After more than 30 years in business, the Market Street Broiler near the University of Utah has closed its doors, and the historic building where it was located has been put up for sale.

Monday was the last day of business at the Broiler, which had just opened an Oyster Bar upstairs in February.

“We express our thanks to all our customers and our neighbors for their support of this location over the years and we invite them to dine with us at other locations,” Gastronomy Inc. owner Tom Guinney said in a news release.

Guinney said the company will try to reassign employees to the other Market Street Grill and Oyster Bars in downtown Salt Lake City, Cottonwood Heights, South Jordan and the Salt Lake City International Airport. Customers with outstanding gift cards can use them at the remaining locations.

In the news release, Guinney and business partner John Williams said they had been evaluating the performance of the property near the U., at 260 S. 1300 East, and made the decision to reallocate resources.

The building is listed at $1.5 million, about $500,000 under appraisal, said Steve Brown, an agent with Coldwell Banker. The price includes the equipment and furniture.

“I’ve been in the real estate business for 30 years and it’s the best buy I’ve seen,” he said. “It’s a steal.”

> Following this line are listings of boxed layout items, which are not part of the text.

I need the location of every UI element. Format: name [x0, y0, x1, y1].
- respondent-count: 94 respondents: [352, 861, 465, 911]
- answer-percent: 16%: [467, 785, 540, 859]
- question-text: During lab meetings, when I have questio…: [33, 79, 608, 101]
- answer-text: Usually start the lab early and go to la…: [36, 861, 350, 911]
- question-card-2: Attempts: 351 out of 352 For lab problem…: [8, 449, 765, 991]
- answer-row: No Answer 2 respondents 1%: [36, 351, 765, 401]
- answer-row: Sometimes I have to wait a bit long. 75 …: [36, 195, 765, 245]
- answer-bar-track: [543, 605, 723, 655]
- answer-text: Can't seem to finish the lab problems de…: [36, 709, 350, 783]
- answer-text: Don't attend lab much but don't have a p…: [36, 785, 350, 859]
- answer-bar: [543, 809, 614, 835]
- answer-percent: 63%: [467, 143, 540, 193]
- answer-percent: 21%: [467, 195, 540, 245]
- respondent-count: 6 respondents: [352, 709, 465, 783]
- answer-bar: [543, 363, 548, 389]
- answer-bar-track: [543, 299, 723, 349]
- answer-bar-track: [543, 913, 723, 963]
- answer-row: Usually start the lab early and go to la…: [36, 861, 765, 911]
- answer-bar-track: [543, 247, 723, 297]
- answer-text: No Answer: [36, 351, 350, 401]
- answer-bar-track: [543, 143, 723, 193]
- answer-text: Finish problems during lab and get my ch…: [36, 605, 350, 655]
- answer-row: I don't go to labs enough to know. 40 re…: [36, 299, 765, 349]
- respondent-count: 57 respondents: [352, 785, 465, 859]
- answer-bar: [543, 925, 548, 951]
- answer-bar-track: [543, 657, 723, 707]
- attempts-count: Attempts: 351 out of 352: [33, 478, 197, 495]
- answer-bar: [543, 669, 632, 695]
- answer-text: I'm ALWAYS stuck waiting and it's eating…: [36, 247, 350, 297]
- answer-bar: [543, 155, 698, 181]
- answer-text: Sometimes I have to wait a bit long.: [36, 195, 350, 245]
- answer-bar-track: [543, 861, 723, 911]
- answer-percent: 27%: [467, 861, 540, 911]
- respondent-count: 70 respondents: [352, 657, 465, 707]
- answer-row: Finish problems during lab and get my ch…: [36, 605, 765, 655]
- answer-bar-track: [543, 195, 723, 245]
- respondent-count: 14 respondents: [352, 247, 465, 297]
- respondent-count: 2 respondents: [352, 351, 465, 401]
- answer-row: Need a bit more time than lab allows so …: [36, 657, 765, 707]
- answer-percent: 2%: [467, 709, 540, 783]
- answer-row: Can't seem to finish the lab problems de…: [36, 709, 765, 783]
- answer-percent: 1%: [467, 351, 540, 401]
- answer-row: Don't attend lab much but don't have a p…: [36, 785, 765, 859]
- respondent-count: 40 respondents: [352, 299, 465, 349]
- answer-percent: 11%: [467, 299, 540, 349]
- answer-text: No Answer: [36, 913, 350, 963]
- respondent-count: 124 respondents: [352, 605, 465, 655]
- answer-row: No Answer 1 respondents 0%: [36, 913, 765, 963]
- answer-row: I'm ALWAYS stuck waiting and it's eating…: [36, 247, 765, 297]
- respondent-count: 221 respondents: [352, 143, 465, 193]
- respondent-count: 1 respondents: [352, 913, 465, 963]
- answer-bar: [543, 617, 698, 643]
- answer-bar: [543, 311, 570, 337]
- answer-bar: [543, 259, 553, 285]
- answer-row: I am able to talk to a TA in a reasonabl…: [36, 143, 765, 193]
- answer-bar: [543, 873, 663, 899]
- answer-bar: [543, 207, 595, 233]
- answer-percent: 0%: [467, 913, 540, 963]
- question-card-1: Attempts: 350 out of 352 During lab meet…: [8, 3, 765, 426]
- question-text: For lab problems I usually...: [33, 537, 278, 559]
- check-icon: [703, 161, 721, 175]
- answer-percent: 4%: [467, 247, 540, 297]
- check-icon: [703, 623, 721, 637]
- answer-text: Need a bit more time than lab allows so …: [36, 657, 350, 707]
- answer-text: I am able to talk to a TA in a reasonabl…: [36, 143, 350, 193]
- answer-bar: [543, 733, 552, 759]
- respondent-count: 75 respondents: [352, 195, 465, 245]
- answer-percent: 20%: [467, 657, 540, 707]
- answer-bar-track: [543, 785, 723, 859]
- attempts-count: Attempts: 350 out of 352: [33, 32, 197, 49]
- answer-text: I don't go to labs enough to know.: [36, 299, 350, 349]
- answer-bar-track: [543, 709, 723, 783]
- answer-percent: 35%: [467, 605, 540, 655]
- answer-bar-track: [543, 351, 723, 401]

By Tuesday afternoon, Brown already had received calls inquiring about the property. He said a restaurant concept in which the prices are reasonable — such as pizza or Mexican — would probably be the most successful. “The ticket [at the Broiler] was too high for college kids,” he said.

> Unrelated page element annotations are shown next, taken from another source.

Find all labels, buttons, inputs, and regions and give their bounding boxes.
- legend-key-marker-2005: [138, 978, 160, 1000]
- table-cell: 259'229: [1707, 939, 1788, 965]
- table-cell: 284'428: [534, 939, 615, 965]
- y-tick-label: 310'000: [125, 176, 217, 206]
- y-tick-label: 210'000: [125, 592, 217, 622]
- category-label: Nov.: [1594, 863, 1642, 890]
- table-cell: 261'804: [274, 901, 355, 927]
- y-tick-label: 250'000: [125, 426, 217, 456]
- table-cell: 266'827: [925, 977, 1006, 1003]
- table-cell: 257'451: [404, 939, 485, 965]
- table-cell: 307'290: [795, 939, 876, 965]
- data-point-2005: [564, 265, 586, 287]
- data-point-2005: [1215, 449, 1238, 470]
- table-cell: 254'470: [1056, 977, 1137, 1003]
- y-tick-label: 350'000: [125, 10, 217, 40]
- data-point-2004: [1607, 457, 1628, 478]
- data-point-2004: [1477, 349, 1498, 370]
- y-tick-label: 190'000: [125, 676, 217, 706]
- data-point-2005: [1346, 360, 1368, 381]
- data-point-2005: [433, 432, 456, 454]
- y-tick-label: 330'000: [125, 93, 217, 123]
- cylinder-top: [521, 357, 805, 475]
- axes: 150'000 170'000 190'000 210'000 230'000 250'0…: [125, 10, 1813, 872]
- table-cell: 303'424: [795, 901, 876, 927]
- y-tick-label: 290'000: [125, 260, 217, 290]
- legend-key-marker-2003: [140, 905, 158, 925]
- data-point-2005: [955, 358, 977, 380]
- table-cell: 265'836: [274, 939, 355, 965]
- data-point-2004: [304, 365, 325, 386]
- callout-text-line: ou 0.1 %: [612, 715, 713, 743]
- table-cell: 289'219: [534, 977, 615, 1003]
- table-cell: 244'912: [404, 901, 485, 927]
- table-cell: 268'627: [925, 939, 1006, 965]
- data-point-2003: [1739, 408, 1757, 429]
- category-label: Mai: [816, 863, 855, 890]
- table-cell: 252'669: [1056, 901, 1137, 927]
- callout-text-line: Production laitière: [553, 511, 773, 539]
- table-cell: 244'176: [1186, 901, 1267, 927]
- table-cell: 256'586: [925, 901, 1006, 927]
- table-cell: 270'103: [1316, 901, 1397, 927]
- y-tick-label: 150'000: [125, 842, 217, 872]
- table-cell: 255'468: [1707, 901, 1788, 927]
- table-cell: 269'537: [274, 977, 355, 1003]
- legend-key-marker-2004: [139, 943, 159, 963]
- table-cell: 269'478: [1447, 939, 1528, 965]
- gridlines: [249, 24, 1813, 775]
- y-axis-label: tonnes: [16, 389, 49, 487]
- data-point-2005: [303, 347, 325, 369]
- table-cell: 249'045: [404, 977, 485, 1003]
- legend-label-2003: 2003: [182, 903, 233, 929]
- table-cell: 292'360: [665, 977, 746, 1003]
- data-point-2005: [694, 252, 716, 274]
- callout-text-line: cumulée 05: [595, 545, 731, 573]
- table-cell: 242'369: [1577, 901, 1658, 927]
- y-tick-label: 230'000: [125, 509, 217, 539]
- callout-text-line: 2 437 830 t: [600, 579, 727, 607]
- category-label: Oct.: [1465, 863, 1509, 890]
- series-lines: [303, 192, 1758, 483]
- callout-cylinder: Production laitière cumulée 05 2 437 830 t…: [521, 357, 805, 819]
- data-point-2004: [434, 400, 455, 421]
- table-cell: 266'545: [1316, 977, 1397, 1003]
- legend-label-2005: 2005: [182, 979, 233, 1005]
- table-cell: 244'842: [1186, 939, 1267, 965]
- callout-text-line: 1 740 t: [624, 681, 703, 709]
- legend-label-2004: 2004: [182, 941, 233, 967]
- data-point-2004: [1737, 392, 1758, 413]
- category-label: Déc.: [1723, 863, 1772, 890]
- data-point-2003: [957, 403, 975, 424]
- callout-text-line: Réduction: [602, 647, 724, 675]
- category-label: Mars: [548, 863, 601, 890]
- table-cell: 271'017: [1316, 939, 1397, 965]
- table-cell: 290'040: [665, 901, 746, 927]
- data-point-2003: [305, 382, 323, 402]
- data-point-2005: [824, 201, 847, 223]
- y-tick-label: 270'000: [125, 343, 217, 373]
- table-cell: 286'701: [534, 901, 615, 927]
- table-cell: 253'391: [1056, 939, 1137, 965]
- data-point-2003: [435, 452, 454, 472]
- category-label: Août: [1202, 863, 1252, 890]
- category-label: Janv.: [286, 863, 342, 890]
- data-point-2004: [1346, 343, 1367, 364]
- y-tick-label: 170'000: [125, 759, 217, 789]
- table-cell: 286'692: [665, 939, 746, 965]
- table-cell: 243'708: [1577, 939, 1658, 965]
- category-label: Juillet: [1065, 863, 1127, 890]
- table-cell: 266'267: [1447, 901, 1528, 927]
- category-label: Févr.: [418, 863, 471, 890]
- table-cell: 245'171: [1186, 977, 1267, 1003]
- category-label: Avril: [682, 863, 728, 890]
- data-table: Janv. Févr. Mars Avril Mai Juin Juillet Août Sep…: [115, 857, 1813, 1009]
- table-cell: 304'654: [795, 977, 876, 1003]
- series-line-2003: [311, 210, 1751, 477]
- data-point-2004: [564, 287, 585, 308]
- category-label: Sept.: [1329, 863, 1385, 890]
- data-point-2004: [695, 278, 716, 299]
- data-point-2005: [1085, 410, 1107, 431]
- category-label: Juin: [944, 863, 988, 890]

While customers and neighbors often complained about the lack of parking in the area, they still were saddened at the demise of the venerable restaurant and seafood market, where they could enjoy a bowl of creamy clam chowder, sit on a shaded patio in the summer or buy fresh seafood and delectable desserts to go.

“It’s definitely a blow to the neighborhood,” said Aristides Boutsikakis, owner of the nearby Aristo’s Restaurant.

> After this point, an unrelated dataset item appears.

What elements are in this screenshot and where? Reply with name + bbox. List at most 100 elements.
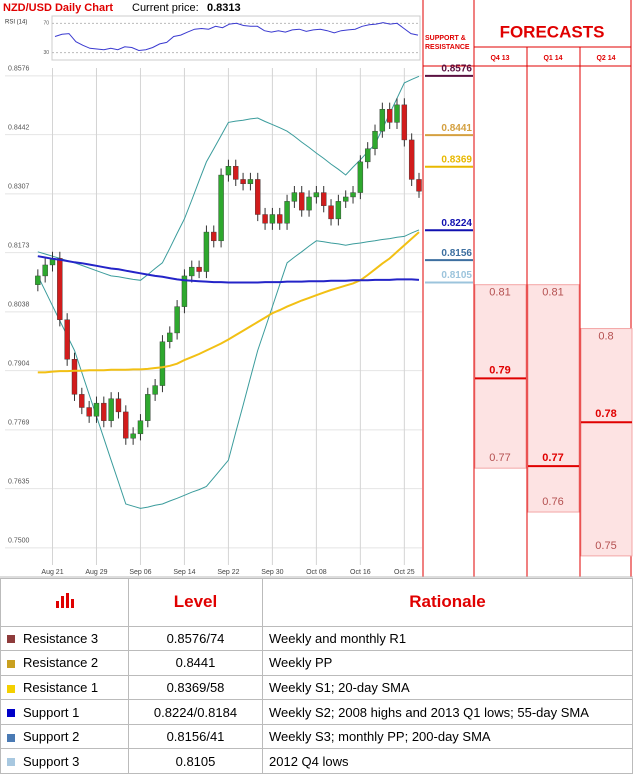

Marek Shon, owner of Cyclesmith next to the Broiler, had not heard of the closing until contacted by The Salt Lake Tribune.

“I’m surprised. It seemed like it was pretty busy,” he said, noting that he was a regular customer and the two businesses even sponsored a women’s cycling clinic together.

He hopes new owners will keep the building intact. “I don’t want them to change it,” he said.

The building, which is on the National Register of Historic Places, was an operational fire station for Salt Lake City from 1931 to 1980, when Gastronomy bought it and converted it into a restaurant. The interior was altered but the exterior was left virtually intact.

In mid-February, the Broiler opened a small upstairs Oyster Bar, making it the only club within walking distance of the U. It had waited more than a year for the license from the Utah Department of Alcoholic Beverage Control.

If a bar or restaurant decided to take over the spot, the state liquor commission could award the license to the new owners, said UDABC spokeswoman Vickie Ashby. Gastronomy also could relinquish the license back to the state and one of the 12 current applicants — some of whom have waited more than a year — could get it.

Right now it’s too soon to tell, she said. “We’ll just wait to hear from them.”